Would be home-buyers have been gearing up for the Spring house-hunting season, but much more cautiously than in recent years.
The number of loans for house purchase approved - but not yet paid out - by the big British banks during February rose by 42 per cent from a very low number in January, but were still 35 per cent fewer than in February last year.
Details from last week's lending numbers from the British Bankers' Association, which do not include building societies, show the average value of these loans approved for house purchase was £119,000, up sharply from £105,000 in February 3004 and £110,500 in January this year.
In all, the banks lent £11.9 billion in mortgages this February, three per cent more than in January, but 12 per cent less than in February last year.
A more buoyant trend emerges after repayments.
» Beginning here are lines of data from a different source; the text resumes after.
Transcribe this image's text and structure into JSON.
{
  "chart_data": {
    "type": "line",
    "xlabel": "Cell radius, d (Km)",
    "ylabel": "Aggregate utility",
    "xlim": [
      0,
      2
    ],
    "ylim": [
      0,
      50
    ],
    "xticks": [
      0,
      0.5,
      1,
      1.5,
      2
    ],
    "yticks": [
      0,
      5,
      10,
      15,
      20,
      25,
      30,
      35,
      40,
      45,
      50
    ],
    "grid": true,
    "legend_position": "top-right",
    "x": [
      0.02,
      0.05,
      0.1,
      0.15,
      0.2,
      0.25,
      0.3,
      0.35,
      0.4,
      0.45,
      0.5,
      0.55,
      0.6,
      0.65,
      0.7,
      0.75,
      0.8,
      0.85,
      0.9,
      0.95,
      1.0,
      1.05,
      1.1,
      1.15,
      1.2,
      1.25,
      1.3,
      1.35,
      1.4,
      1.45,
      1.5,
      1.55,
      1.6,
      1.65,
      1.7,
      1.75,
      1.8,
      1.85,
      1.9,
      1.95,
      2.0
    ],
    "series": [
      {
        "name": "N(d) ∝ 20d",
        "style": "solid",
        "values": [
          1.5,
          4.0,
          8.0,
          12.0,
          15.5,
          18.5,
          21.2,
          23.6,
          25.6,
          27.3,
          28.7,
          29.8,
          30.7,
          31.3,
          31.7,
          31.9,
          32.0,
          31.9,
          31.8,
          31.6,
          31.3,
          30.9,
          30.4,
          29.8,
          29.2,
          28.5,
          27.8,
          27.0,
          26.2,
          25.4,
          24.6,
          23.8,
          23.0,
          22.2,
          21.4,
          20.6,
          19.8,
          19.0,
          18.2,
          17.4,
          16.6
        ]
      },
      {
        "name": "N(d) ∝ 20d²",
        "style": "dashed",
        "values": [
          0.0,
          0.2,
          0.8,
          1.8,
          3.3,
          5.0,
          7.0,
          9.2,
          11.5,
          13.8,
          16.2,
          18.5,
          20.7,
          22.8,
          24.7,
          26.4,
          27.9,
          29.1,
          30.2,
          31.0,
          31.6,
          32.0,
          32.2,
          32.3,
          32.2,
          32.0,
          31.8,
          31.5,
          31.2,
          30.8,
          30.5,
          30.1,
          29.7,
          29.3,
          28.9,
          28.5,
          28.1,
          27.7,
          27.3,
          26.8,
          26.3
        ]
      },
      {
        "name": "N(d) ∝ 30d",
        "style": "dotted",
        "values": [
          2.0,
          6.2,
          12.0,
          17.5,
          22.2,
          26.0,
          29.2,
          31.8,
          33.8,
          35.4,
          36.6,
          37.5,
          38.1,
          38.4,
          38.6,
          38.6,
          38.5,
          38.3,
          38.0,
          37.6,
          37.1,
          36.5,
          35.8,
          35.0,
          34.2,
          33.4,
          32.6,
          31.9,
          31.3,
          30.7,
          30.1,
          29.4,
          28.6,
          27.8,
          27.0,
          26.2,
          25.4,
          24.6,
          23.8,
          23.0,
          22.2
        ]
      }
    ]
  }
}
These reduced last month's seasonally adjusted total for all mortgages to £4.8 billion, a 12.5 per cent recovery from January and 9.4 per cent short of the total in February, 2004.
"Whilst mortgage lending is clearly running at levels below those of a year earlier, February's figures indicate that the declining trend seen during 2004 may be bottoming out," said David Dooks, director of statistics at the BBA.
"We have seen the start of the seasonal upturn in loan approvals, albeit from a very low point in the case of house purchase loans. so it will be important to see how strong the usual Spring impetus will be in the coming months.
Howard Archer, at Global Insight, also said: "This points to further softness in house prices over the next few months, although they are unlikely to fall sharply.'
The picture was different in credit card lending.
Repayments were much heavier than in February last year.
Although the month's credit card spending of £6.8 billion was virtually unchanged from February last year, repayments reduced seasonally adjust net lending to £69 million compared with £498 million a year earlier.
Mr Dooks suggested this reflected a shift in mid-winter spending.
This time a large amount of pre-Christmas buying was held over until the January sales.
As a result credit card repayments that usually peak in January were deferred until February.
There was no similar fall in personal loans and overdrafts.
February's gross lending of £2.858 billion was slightly below an average of £3.055 billion for the previous six months.
But lower repayments left a net increase of £667 million against a recent average of £564 million.
Mr Dooks suggested that these loans are often taken out to buy "big-ticket" items - cars, kitchens and the like.
"These are things people consider before they go ahead," he said. "It looks as if they are still buying them.
"Our hunch is that frivolous expenditure is something people are being more careful about."